タンジン
シソ科(生薬名:丹参) Salvia miltiorrhiza Bunge(Lamiaceae)
中国東北部の向陽地に自生する、高さ30〜80cmの多年草。湿潤な砂地を好む。株全体が黄白色の柔毛および腺毛で密に被われる。茎は四角形で直立し、表面に浅い溝がある。根は細長い円柱形で、外皮は朱赤色。葉は3〜5枚の奇数羽状複葉で、対生する。5〜8月頃、総状花序を頂生あるいは腋生し、青紫色の唇形花を3〜5個輪生する。小堅果は4つで楕円形、黒色を呈する。
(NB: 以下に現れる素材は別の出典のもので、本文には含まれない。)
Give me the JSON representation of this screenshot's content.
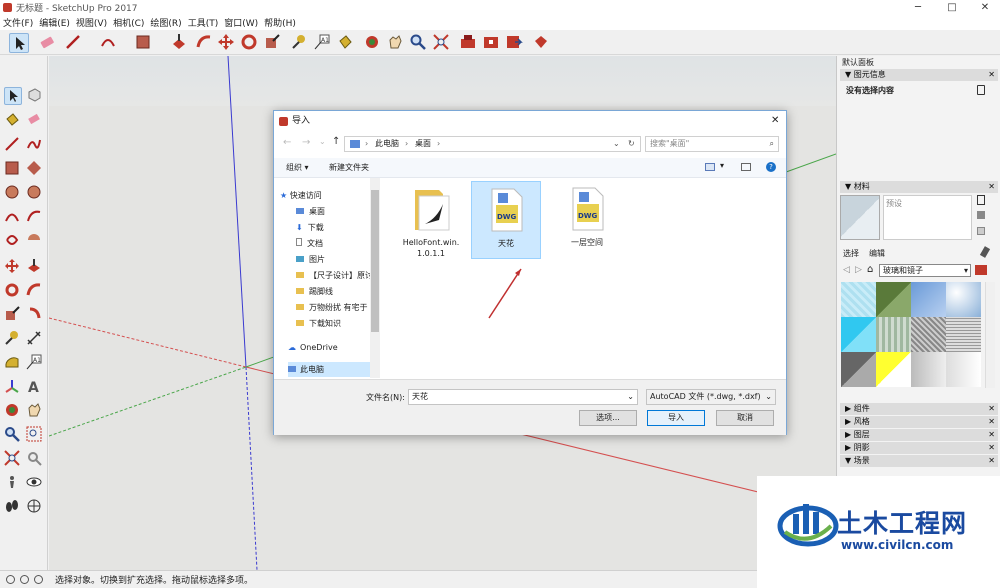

安徽、河北、山西、四川、江蘇省などで生産栽培されるが、四川産のものが品質最良である。
晩秋から初春に収穫した根を乾燥したものが生薬「丹参」で、『神農本草経』の上品に収載されている。味は苦く、薬性は微寒。根が朱紅色を呈することから、名医別録には「赤参」の別名で記載されているが、李時珍は「五参はその五色がそれぞれ五臓に配するもの」として五行説を述べ、そのなかで「丹参は心に入るから赤参という」としている。伝統的に心臓、循環器系の疾病に有効で、特に心臓や肝臓の過剰な熱を取り除く作用の強いことが知られている。さらに、『婦人明理論』には「四物湯は婦人の病を治すもので、産前・産後、経水多少のいずれを問わず、すべてに通用するものであるが、ただ一味の丹参散の主治はその四物湯と同一である。ただし、丹参は能く宿血を破り、新血を補い、生治を安んじ、死胎を落とし、崩中、帯下を止め、経脈を調える功力が大いに当帰、地黄、芍薬、川芎に類似しているからである」とある。すなわち、主要な薬効は婦人の血流のよどみを解消する作用で、血液浄化、調経、消腫、鎮痛薬として月経不調、腹痛、閉経や産後の悪阻腹痛、リウマチなどに応用されるのである。ただし、鬱血のない者および妊婦は理由なく服用してはならない、とされている。
成分としては、タンシノン(tanshinone Ⅰ、Ⅱ-B)、クリプトタンシノン(cryptotanshinone)、タンシノール(tanshinol)などが知られている。近年の科学的研究により、タンシノンは冠状動脈の循環に絶大な効果があり、狭心症などの症状を緩和し、心機能を改善することが確かめられた。中国では、単離された成分よりも生薬全体を、心臓発作から回復しつつある患者に使うことが多いらしい。臨床的には、予防薬として用いるほうがより効果的とされる。